The distinction between old-school efficiency and creativity runs the whole project, which had no 'proper' development phase, but arose simply out of the voice recording of Marwa and Raha. "We started with four different storyboarders out of this very intimate voice material; we wanted to stick to the story, yet make it cinematic in a way".
Some false starts occurred, yet the team persevered. "We realized we had to work from the sound here", Walgenwitz admits. Still, the artist Kubra Khademi's drawings and paintings (one for each part of the film) helped the cause; for those vented toward the poetic, not the ordinary and realistic -and this is the direction the team worked toward, under the supervision of Luciano Lepinay as artistic director.
"You make a drawing, and then you put everything away, and you keep only what is needed -and nothing more", Walgenwitz explains. Wanting to secure the emotional essence rather than the external details, Walgenwitz and his team tried hard to capture the intimacy of the two voices of the girls (whose animated characters needed to be designed as well from the start). "You don't even know how a girl looks -but, at the same time, you are very close to them, because their voice says a lot".
An animating team of young recently graduated women animators further improvised in the 2D computer environment ("we had to let our feelings go"). Background work was made in line with the provise that gradings and transparencies in the final result were essential here. "We were working from what Raha and Marwa were saying. We have no clue about what they are doing.
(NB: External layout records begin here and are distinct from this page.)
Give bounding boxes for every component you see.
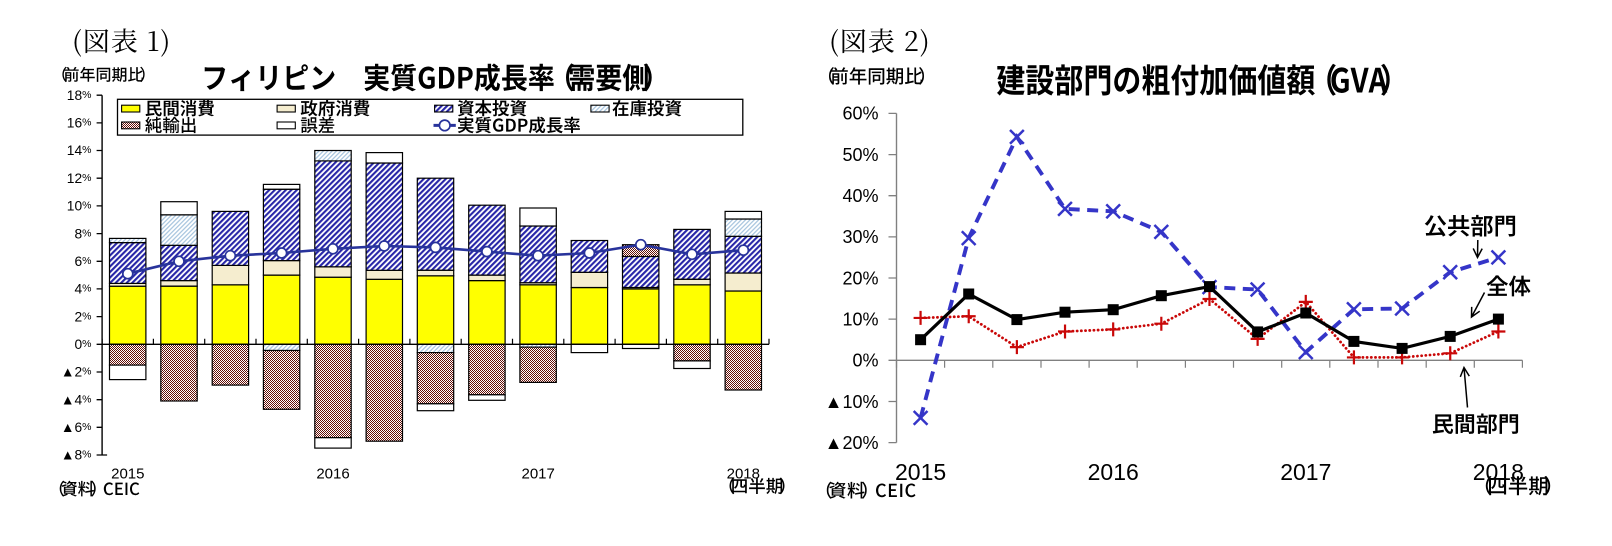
svg-text:16%: 16%	[67, 116, 92, 131]
svg-text:2018: 2018	[1473, 459, 1524, 485]
svg-text:▲6%: ▲6%	[61, 420, 92, 435]
svg-text:0%: 0%	[852, 351, 878, 371]
svg-text:10%: 10%	[842, 309, 878, 329]
svg-text:2017: 2017	[1280, 459, 1331, 485]
svg-text:6%: 6%	[74, 254, 91, 269]
svg-text:▲4%: ▲4%	[61, 392, 92, 407]
svg-text:50%: 50%	[842, 145, 878, 165]
svg-text:30%: 30%	[842, 227, 878, 247]
svg-text:40%: 40%	[842, 186, 878, 206]
svg-text:0%: 0%	[74, 337, 91, 352]
svg-text:8%: 8%	[74, 226, 91, 241]
svg-text:10%: 10%	[67, 199, 92, 214]
svg-text:2015: 2015	[895, 459, 946, 485]
svg-text:▲20%: ▲20%	[825, 433, 879, 453]
svg-text:2018: 2018	[727, 465, 760, 482]
svg-text:2015: 2015	[111, 465, 144, 482]
svg-text:▲2%: ▲2%	[61, 365, 92, 380]
svg-text:4%: 4%	[74, 282, 91, 297]
svg-text:12%: 12%	[67, 171, 92, 186]
svg-text:60%: 60%	[842, 104, 878, 124]
svg-text:2016: 2016	[316, 465, 349, 482]
svg-text:2%: 2%	[74, 309, 91, 324]
svg-text:14%: 14%	[67, 143, 92, 158]
svg-text:18%: 18%	[67, 88, 92, 103]
svg-text:▲10%: ▲10%	[825, 392, 879, 412]
svg-text:▲8%: ▲8%	[61, 448, 92, 463]
svg-text:20%: 20%	[842, 268, 878, 288]
svg-text:2016: 2016	[1088, 459, 1139, 485]
svg-text:2017: 2017	[522, 465, 555, 482]
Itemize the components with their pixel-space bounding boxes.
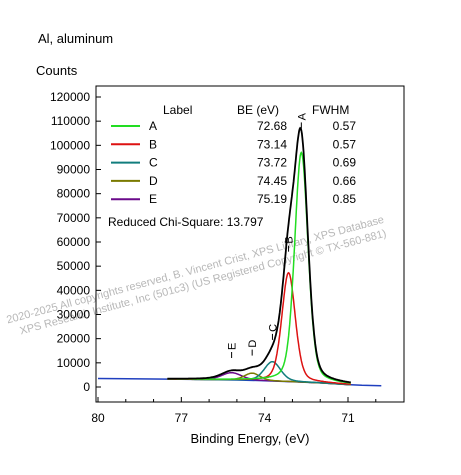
peak-marker-label-e: E	[227, 343, 239, 350]
peak-marker-label-c: C	[267, 324, 279, 332]
chart-title: Al, aluminum	[38, 31, 113, 46]
peak-markers: A B CD E	[227, 112, 308, 358]
x-tick-label: 80	[91, 411, 105, 425]
x-tick-label: 71	[341, 411, 355, 425]
y-tick-label: 100000	[50, 138, 90, 152]
y-tick-label: 30000	[57, 308, 91, 322]
legend-fwhm-b: 0.57	[333, 137, 357, 151]
legend-be-a: 72.68	[257, 119, 287, 133]
legend-fwhm-d: 0.66	[333, 174, 357, 188]
peak-marker-label-a: A	[296, 112, 308, 120]
y-tick-label: 60000	[57, 235, 91, 249]
x-axis-label: Binding Energy, (eV)	[191, 431, 310, 446]
legend-label-e: E	[149, 192, 157, 206]
legend-label-d: D	[149, 174, 158, 188]
legend-fwhm-e: 0.85	[333, 192, 357, 206]
y-tick-label: 0	[83, 380, 90, 394]
legend-be-d: 74.45	[257, 174, 287, 188]
legend-be-e: 75.19	[257, 192, 287, 206]
y-axis-label: Counts	[36, 63, 78, 78]
y-tick-label: 110000	[51, 114, 90, 128]
envelope-curve	[167, 126, 351, 384]
peak-marker-label-b: B	[284, 236, 296, 243]
y-tick-label: 10000	[57, 356, 91, 370]
legend-be-b: 73.14	[257, 137, 287, 151]
x-tick-label: 74	[258, 411, 272, 425]
y-axis: 0 10000 20000 30000 40000 50000 60000 70000 8000…	[50, 90, 101, 394]
legend-label-b: B	[149, 137, 157, 151]
legend-fwhm-a: 0.57	[333, 119, 357, 133]
y-tick-label: 120000	[50, 90, 90, 104]
legend-fwhm-c: 0.69	[333, 156, 357, 170]
x-tick-label: 77	[175, 411, 189, 425]
y-tick-label: 50000	[57, 259, 91, 273]
y-tick-label: 90000	[57, 163, 91, 177]
y-tick-label: 80000	[57, 187, 91, 201]
y-tick-label: 40000	[57, 283, 91, 297]
curves	[97, 126, 382, 387]
legend-header-be: BE (eV)	[237, 103, 279, 117]
legend-header-label: Label	[163, 103, 192, 117]
legend-label-c: C	[149, 156, 158, 170]
legend: Label BE (eV) FWHM A 72.68 0.57 B 73.14 0.57 C…	[111, 103, 356, 206]
legend-label-a: A	[149, 119, 157, 133]
legend-be-c: 73.72	[257, 156, 287, 170]
x-axis: 80 77 74 71	[91, 397, 377, 425]
y-tick-label: 70000	[57, 211, 91, 225]
plot-frame	[95, 85, 405, 403]
reduced-chi-square: Reduced Chi-Square: 13.797	[108, 215, 264, 229]
peak-marker-label-d: D	[247, 340, 259, 348]
y-tick-label: 20000	[57, 332, 91, 346]
legend-header-fwhm: FWHM	[312, 103, 349, 117]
So, it's important to show it not as a dream, but as an invocation or as feelings". While Luciano Lepineay defined the layout work, Camille Dorey performed the actual background line work. Again, the same discrepancy between efficiency ('the perfect line') and relevance was observed. 'Non-accurate' or 'fragile' here became the key terms to describe the work in that area, and once again convey the emotional truth rather than the external (and still unknown) reality.
The 'Inside Kabul' animation film has both a 30-minute version (as a TV special) and a 5x6 episode version. "It's a chronicle, yet it's not mechanically put together", Walgenwitz emphasizes. "It's a kind of mood".
A mood certainly is. Watching the film at the 2023 Thessaloniki Documentary Film Festival, you could feel the tension in the two different narrations, coupled with visual choices that highlighted the very elementary and primitive (instead of the detailed and abundantly rich).
The film went on to win the Audience Prize ("it was very important because the film is being done as a chronicle, not as a classical film -so, it's a signal that the audience appreciates that"). The next steps are CPH:DOX and further festivals in a row. But also broadcasting (France TV 5, BBC, France.tv Slash, France Inter among them).
Gillet and Walgenwitz remain in touch with both Marwa and Raha, both girls now outside Afghanistan. Marwa (now in France) even came to the animation studio before the end of the production to ask about the animation details, impressed by the veracity of visual happenings without any visual input. So, it seems that both efficacy and poetic creativity found a convergence point after all.
Watch the 'Inside Kabul' trailer:
Inside Kabul' was screened on 8 March 2023 (France 5) and it's available -in its episodic format- in France.tv Slash. The 30-minute animation short had its world premiere at Thessaloniki International Documentary Film Festival, and it has been selected for CPH:DOX, with other festivals to follow.